第56話 奴隷市場 改稿

奴隷市場


それは外周城壁の中に存在した。

商品の供給源は、傭兵が拐ってくる砂漠の民である。


黒曜石のような髪と夜空に浮かぶ星々のような碧眼であり、褐色の肌が神秘性を感じさせていた。

この都市の特産品である。


「…とは言っても町や村からの調達では安定供給が難しいわよね?だから、繁殖させてるの」


奴隷市場の奥に堅牢で巨大な建物が見えいた。

それが何かという答えである。


…マリオン達が奴隷を物扱いするのは、これが原因か。


——人間を繁殖


そんな言葉に嫌悪感を抱く俺は、まだ壊れていないのか?

それとも、この国の常識に馴染んでいないだけなのだろうか。


俺の横ではリナが怯えた表情を浮かべながら歩いている。

その視界には、商品として陳列された同族の姿。

リナの瞳に希望の光はない。


「どの子が欲しい?」


マリオンは薄着一枚で並べられている商品を指差す。


「…リナは売らないですよ?」

「気に入っているなら良いわ」


その言葉を聞き、黒髪の少女は胸をホッと撫で下ろしたように見えた。


…これで少しは懐くと良いな。

そんな考えが頭を過ぎる俺は、やはり屑なのだろう。


「あちらも見てみましょうか」


他にも奴隷市場はいくつかあった。

どれも広大な平屋の中にいくつかのステージがあり、商品を陳列しているのだ。


ただこの奴隷市場は高級店のようで、他の市場と比べ規模は小さいが品質の良い者を揃えているようだった。

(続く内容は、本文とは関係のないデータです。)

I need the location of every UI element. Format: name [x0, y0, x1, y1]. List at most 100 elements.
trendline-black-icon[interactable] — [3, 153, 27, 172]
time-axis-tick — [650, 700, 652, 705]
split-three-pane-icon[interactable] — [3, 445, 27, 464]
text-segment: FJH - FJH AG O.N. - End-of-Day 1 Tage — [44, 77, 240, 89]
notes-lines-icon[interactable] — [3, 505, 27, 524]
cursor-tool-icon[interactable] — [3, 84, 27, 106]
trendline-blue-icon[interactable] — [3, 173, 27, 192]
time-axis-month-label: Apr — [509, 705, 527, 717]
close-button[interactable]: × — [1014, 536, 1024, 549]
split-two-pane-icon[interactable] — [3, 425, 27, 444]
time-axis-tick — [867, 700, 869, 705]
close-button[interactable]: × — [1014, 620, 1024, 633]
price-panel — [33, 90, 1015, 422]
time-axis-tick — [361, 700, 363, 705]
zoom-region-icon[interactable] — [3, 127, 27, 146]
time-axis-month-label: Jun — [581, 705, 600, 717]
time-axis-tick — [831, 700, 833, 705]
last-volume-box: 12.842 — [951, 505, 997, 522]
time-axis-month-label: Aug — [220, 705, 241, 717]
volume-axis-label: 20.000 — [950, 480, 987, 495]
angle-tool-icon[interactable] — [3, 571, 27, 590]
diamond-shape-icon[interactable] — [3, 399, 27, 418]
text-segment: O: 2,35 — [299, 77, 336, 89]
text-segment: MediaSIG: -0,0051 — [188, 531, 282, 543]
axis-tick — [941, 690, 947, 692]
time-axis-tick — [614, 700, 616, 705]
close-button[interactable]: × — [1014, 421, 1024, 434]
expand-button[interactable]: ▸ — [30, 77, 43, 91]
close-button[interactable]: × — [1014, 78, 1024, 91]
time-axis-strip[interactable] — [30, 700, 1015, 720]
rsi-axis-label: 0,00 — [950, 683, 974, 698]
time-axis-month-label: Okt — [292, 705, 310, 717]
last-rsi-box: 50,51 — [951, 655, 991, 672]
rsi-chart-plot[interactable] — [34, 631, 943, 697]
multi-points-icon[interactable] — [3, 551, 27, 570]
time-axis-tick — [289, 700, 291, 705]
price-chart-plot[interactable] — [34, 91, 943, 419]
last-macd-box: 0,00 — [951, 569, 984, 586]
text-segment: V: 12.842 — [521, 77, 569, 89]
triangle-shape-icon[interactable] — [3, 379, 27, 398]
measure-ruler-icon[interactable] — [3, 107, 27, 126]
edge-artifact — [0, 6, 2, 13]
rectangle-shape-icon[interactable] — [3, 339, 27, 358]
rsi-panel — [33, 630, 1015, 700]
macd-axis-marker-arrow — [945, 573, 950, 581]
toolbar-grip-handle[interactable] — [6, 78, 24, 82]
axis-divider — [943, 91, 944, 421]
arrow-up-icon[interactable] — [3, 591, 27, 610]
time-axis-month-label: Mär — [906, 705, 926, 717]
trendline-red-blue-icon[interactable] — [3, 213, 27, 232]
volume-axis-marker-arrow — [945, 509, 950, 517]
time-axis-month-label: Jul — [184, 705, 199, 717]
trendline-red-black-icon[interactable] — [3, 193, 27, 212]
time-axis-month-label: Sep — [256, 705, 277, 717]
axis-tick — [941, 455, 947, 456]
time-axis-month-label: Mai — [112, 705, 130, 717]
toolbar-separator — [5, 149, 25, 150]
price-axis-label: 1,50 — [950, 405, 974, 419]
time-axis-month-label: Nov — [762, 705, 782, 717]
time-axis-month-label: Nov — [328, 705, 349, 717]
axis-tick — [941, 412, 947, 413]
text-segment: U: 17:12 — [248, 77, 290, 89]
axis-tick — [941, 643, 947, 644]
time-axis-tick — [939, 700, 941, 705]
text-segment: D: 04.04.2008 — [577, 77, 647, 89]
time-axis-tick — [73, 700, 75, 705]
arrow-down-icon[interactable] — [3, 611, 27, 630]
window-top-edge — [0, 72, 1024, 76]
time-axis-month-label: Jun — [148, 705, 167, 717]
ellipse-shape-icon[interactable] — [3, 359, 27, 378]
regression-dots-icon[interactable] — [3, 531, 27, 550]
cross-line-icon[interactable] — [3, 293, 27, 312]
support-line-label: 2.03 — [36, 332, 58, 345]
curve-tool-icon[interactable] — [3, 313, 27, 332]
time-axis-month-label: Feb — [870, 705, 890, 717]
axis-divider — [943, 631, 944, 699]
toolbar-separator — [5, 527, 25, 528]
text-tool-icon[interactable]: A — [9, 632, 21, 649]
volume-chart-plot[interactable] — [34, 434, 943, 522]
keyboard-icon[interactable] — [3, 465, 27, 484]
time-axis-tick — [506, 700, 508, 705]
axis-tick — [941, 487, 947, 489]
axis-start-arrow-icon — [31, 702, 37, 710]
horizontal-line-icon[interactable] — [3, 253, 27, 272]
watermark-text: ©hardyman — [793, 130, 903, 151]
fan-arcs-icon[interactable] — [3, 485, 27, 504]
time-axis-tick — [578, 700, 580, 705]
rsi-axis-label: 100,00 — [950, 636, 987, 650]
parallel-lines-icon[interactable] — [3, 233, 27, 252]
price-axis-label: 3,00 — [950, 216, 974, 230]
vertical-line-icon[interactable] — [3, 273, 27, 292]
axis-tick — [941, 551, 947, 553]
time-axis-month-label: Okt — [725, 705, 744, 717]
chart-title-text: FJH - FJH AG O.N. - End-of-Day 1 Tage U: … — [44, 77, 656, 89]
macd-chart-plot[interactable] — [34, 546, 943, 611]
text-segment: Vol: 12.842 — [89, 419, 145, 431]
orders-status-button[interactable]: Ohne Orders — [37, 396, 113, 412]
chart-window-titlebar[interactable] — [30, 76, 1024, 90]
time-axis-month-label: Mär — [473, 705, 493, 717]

身分確かな者しか入れない為、あまり人とすれ違わない。


俺達の周りには女騎士と数名の騎士達が付き添っていて、その後ろには十数人の騎士が続いている。


だからだろうか。

前方から歩いて来る二人の女性に自然と目が止まった。


燃えるような赤髪の女と薄い蒼髪の少女。

そんな二人組だった。


どこか懐かしい風貌に、目を奪われる。

あと数歩という距離まで近づいた。


青髪の少女の首筋には、奴隷の証が刻まれている。


…まさか、こんな場所にいるはずがないよな。


そうは思うが、視線が外れない。

そんな俺を他所に彼女達は通り過ぎようとしていた。


「……」


青髪の少女と視線が交わる。


「……」

「……」


だが、何事もなかったように通り過ぎるのだった。


「…気のせいか」

「…どうしたのかしら?」


立ち止まった俺に、マリオンも視線を向けたようだった。


「…いえ、何でもありません」


あれから、二年近く経っただろうか。

身長も顔つきも、記憶より少し大人びている少女に確信が持てなかった。


…他人の空似で、恥はかきたくないな。


そう思い、マリオンの方へ顔を向けるのだが…。

背後で足音が止まり、立ち止まる気配がした。


「…クロくん?」


…はは、まさかな。


そんな声に反応して、期待した自分が振り返るのだ。

そこには少し大人びたスカイブルーの彼女が立っていた。